Other new and noteworthy achievements by our faculty include:
- Katarina Aubuchon received a $1,500 grant from Psi Chi for the project “I Don't "Like" Your Politics: The Impacts of Political Exclusion on Group Attitudes and Voting.”
- Lisa Bowleg received a $78,222 grant from the National Institutes of Health to study adolescent health at the intersections of sexual, gender, racial/ethnic, immigrant identities and native language. Her research focusing on socio-structural inequalities such as racism, police brutality and health inequities was also recognized with the 2021 Trachtenberg Prize for Faculty Scholarship (Research).
- Patrick Cox was awarded a $59,446 grant from the U.S. Army Medical Research and Materiel Command for a project on quantifying how eyesight is distracted by similar-seeming objects during complex visual searches.
- Clinical alumnus Dr. Devin English, MPhil ’15, PhD ’17; GW faculty members Sharon Lambert, Lisa Bowleg, Maria Cecilia Zea and Lionel Howard; and University of Southern California Professor Brendesha Tynes published a paper in the Journal of Applied Developmental Psychology: "Daily multidimensional racial discrimination among Black U.S. American adolescents." This paper was covered in Time Magazine and The New York Times.
- The department’s incoming class of doctoral students includes two additional students supported as prestigious Columbian Fellows: Luke Herchenroeder, who will explore social influences on substance use, and Rebekah Hardy, who will address questions in language and neuroscience.
- Professor Dwight Jacob Kravitz was awarded a $723,275 grant from the National Science Foundation to study the neural dynamics of memory maintenance.
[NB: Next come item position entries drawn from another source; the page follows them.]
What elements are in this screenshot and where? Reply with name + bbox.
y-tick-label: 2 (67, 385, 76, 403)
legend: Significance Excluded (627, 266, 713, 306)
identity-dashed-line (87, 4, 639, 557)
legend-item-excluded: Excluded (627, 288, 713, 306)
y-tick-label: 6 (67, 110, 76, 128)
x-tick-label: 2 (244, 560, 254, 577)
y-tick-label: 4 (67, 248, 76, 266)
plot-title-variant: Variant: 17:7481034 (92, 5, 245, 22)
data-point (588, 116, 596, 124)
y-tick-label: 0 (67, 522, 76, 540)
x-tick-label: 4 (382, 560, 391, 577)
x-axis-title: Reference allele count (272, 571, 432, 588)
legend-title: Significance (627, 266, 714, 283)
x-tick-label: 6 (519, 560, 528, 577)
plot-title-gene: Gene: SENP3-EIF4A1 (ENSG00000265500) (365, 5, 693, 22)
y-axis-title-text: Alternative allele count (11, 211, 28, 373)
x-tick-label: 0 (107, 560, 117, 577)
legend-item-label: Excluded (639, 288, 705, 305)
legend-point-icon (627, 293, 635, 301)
He along with Steve Mitroff also published an editorial with Emory Professor Patricia Bauer in Psychological Science about doing science right even in times of a pandemic.
- Huynh-Nhu Le received a $114,636 grant from MedStar Georgetown Hospital and the Clark Foundation for integrating mental health care in centering pregnancy.
- Chang Liu received a $135,276 grant from the National Institutes of Health to identify dynamic change processes in growth trajectories from infancy to early adolescence.
- Current doctoral student Mary Mbaba was inducted into the national Edward Alexander Bouchet Honor Society, which recognizes diversity and excellence in doctoral education.
- Stephen Mitroff received a $449,690 cooperative agreement from the U.S. Army Medical Research and Materiel Command to use big data for evaluating and predicting human variability.
- Clinical psychology doctoral student Ben Parchem, MA ’20, wrote his first-authored publication, "Perceptions of power and sexual pleasure associated with sexual behaviour profiles among Latino sexual minority men.” Ben also wrote an article, alongside Sherry Molock, examining the impact of COVID on college students from communities of color, which was featured in the Journal of American College Health.
- With guidance from Psi Chi psychology honor society advisor Professor Dennis Schell, the Psi Chi group provided virtual information sessions on careers and graduate school for our undergraduates.
- Sarah Shomstein was named the next editor of Attention Perception & Psychophysics (AP&P) on January 1, 2021. AP&P is an official journal of the Psychonomic Society and spans all areas of research in sensory processes, perception, attention and psychophysics.
- Professor Carol Sigelman received the 2021 Trachtenberg Service Award for her excellent service to the Psychological and Brain Sciences Department, Office of the Provost and the university.
- Michelle Stock received a GW COVID-19 Research Fund award to explore how the mental and physical health of young Black adults in Washington, D.C., is impacted by coronavirus-related stressors.
- The paper, "Abstaining College Students' Motives to Use E-Cigarettes,” written by applied social psychology graduate students Kate AuBuchon, MA ’21, and Jonah Kracke-Bock, MA ’28, has been accepted for publication by the Journal of Studies on Alcohol and Drugs. Applied social psychology faculty members Tonya Dodge and Michelle Stock were co-authors of the paper.